John Moore of Wake County said that he spent a lot of time, money and effort when a power company wanted to take part of his land in southwestern Wake County.
Moore, who uses his land as a horse training facility, said that in the process of dealing with the power company over the price of the land it wanted, he was never compensated for expenses for attorney, appraisers and other services, an amount that he said cost $85,106.
Moore told his story on Wednesday to a state House committee that is looking into reforming the state’s eminent domain laws in the wake of a U.S. Supreme Court decision last year that allowed a Connecticut town to take private property for private development. One thing the committee is looking into is requiring the government or, in Moore’s case a utility, to pay attorney and appraiser fees if they low-ball their “just compensation” offer.
“If municipalities have a right to condemn property and they are able to do so without having to reimburse attorney’s fees after making grossly low offers, then they will continue to make grossly low offers,” Moore said once he had finished speaking to the committee.
The Fifth Amendment to the U.S. Constitution allows governments to take private property for public use provided that “just compensation” is given to the property owner.
The committee pored over draft legislation that would require courts to award property owners costs and expenses, including reasonable attorney fees, appraisal fees and engineering fees, if the amount the court awards the property owner is more than 25 percent higher than the amount the government or utility made in its initial offer.
One of the members of the committee, Rep. Robert Grady, R-Onslow, said he agrees with requiring attorney fees to be paid.
“I really don’t think it’s fair for a citizen to be attacked by government-paid attorneys and then the citizens have to pay for their own attorneys even if they win,” Grady said. Otherwise, he said, the government attorneys could drag the case out for a long time and “starve out” the citizens.
“A provision to pay the attorney fees when the citizen wins I think is only fair,” Grady said.
The draft legislation would also disallow any local acts giving local governments the right to take property for private development purposes.
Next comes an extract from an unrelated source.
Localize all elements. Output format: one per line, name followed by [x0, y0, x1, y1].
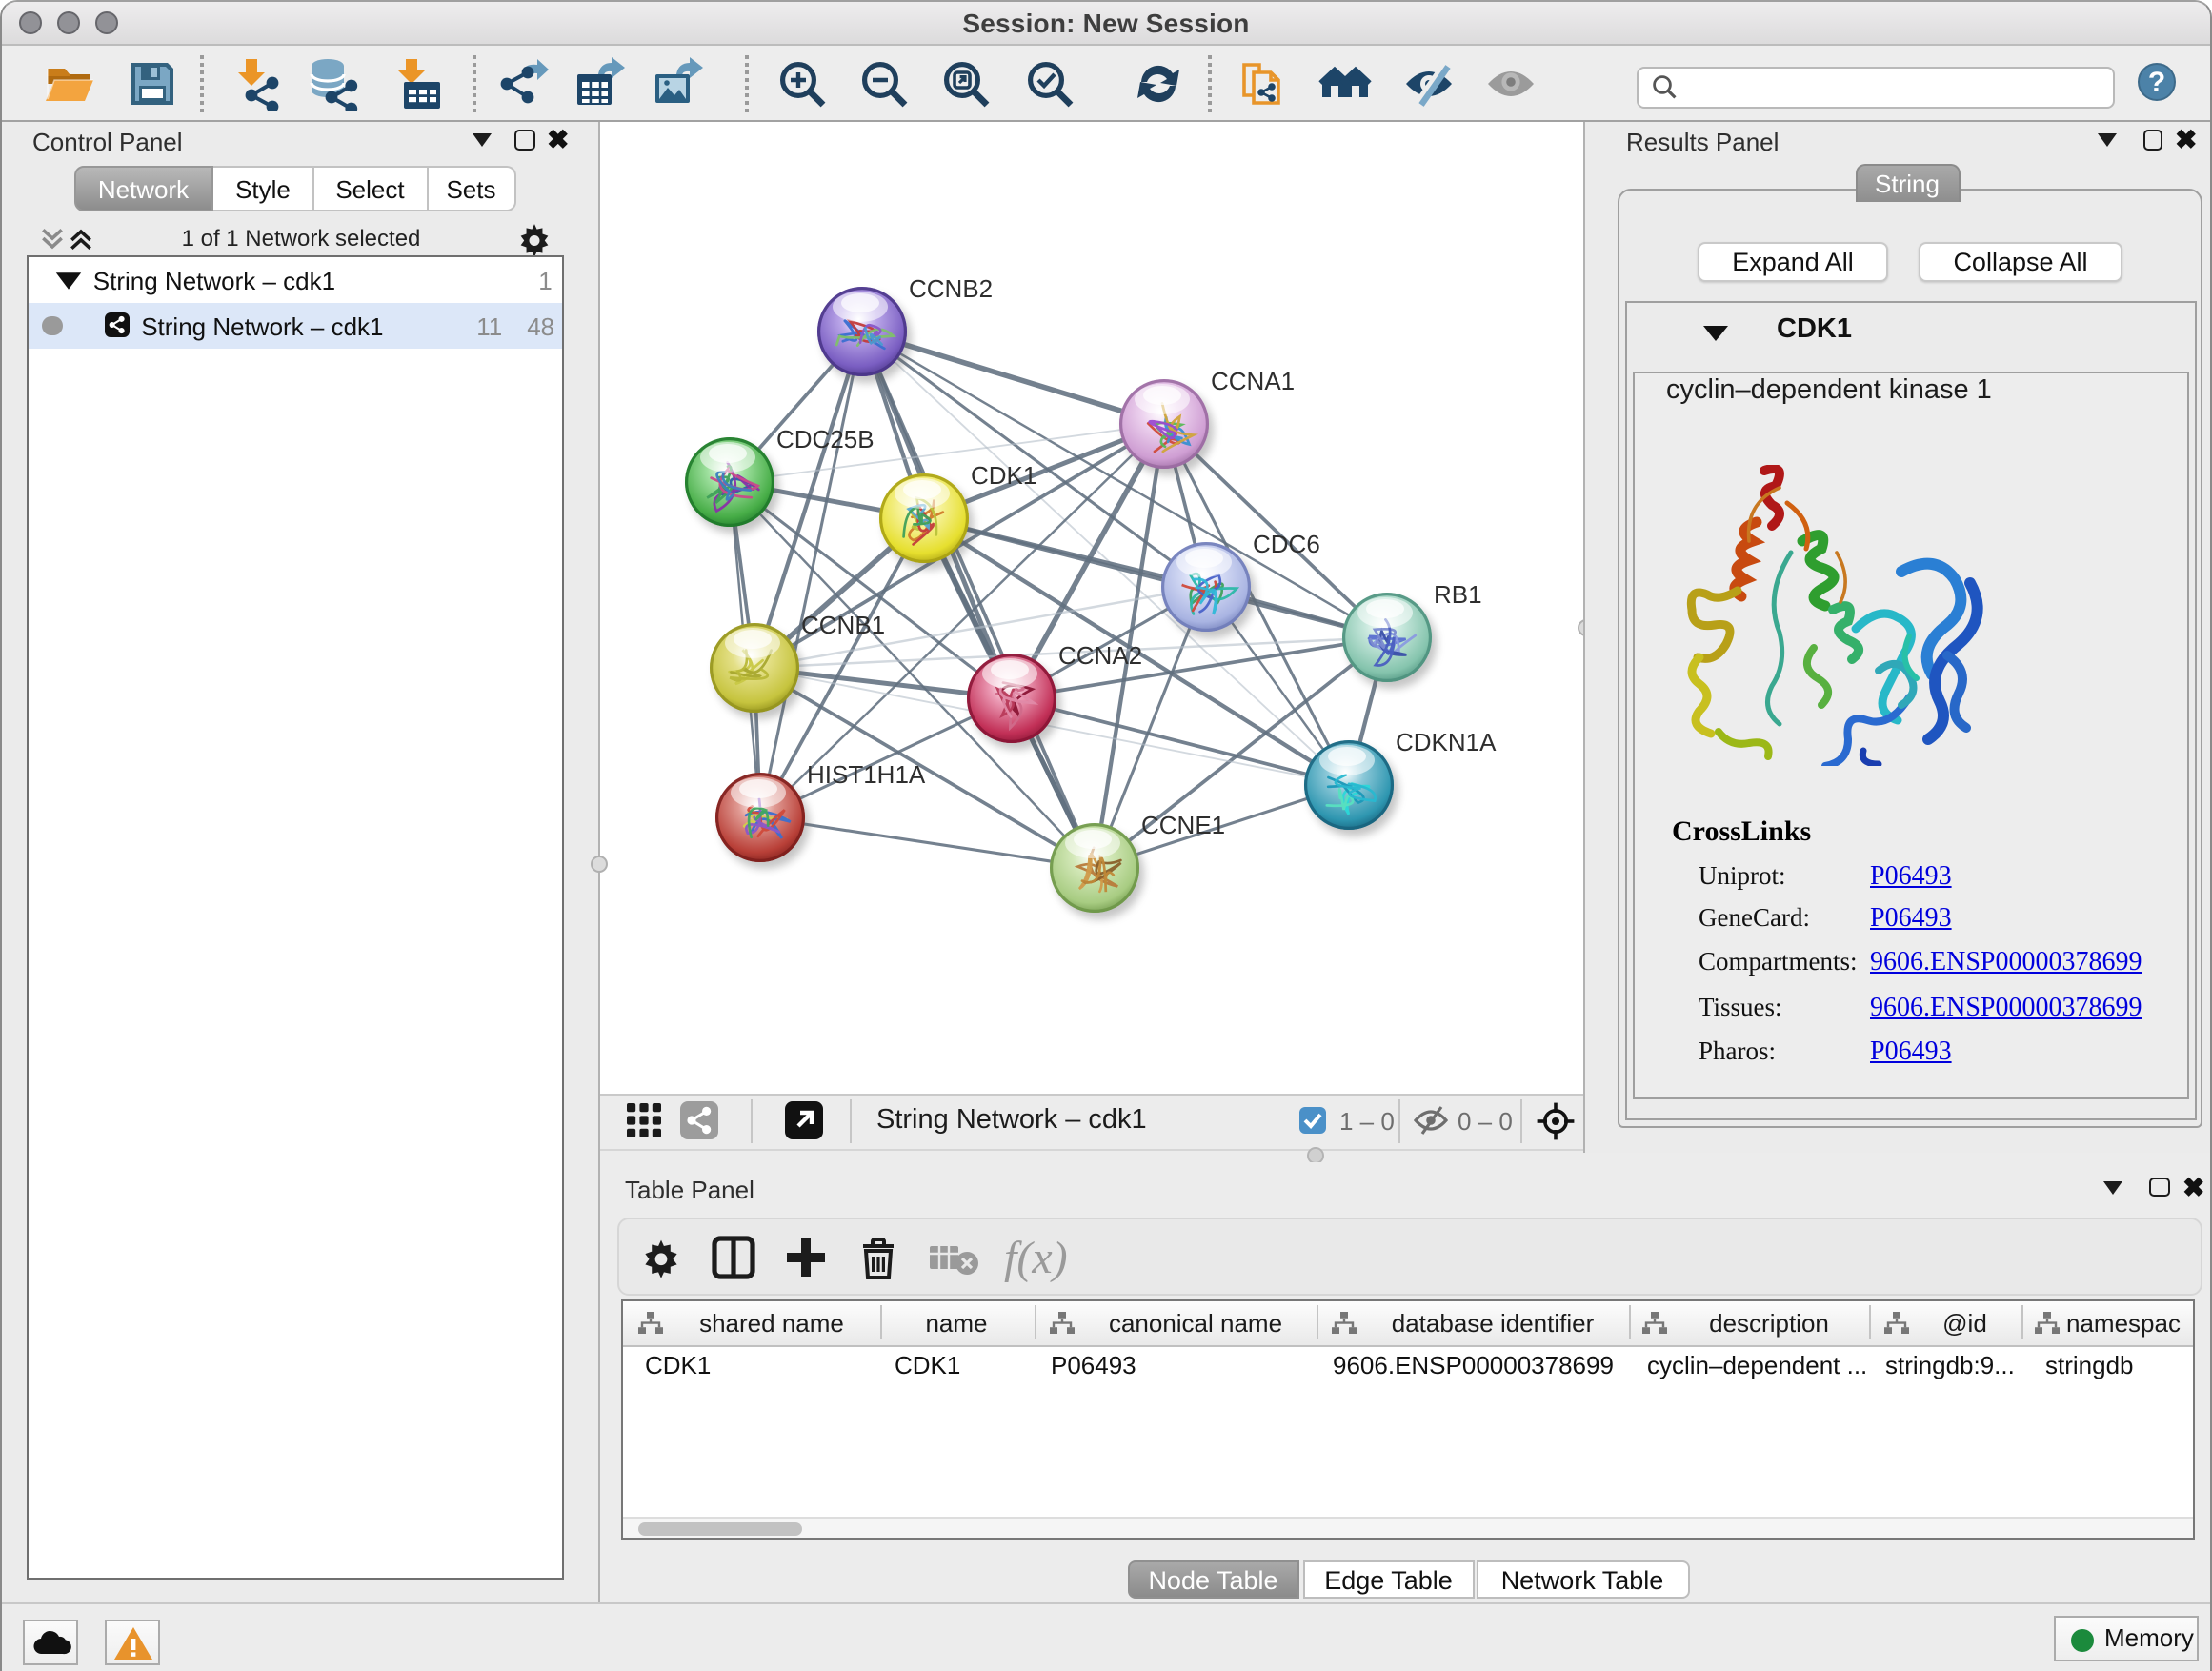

The wording is in the form of a statute and not an amendment to the N.C. Constitution.
Rep. Wilma Sherrill, R-Buncombe, the co-chairwoman of the committee, said she thinks that the legislation will “make it perfectly clear that the laws of this state don’t allow for the taking of private property for private use.”
She said that she had consulted with a number of lawyers about the wording in the proposed new law.
“I feel real good about it,” Sherrill said.
Grady said that while he would prefer a constitutional amendment, the legislation is a good starting place.
“I’m willing to work with this and start the process with this and see how it works,” Grady said.
The House committee is preparing legislation to be taken up by the 2006 short session of the General Assembly, which begins in May.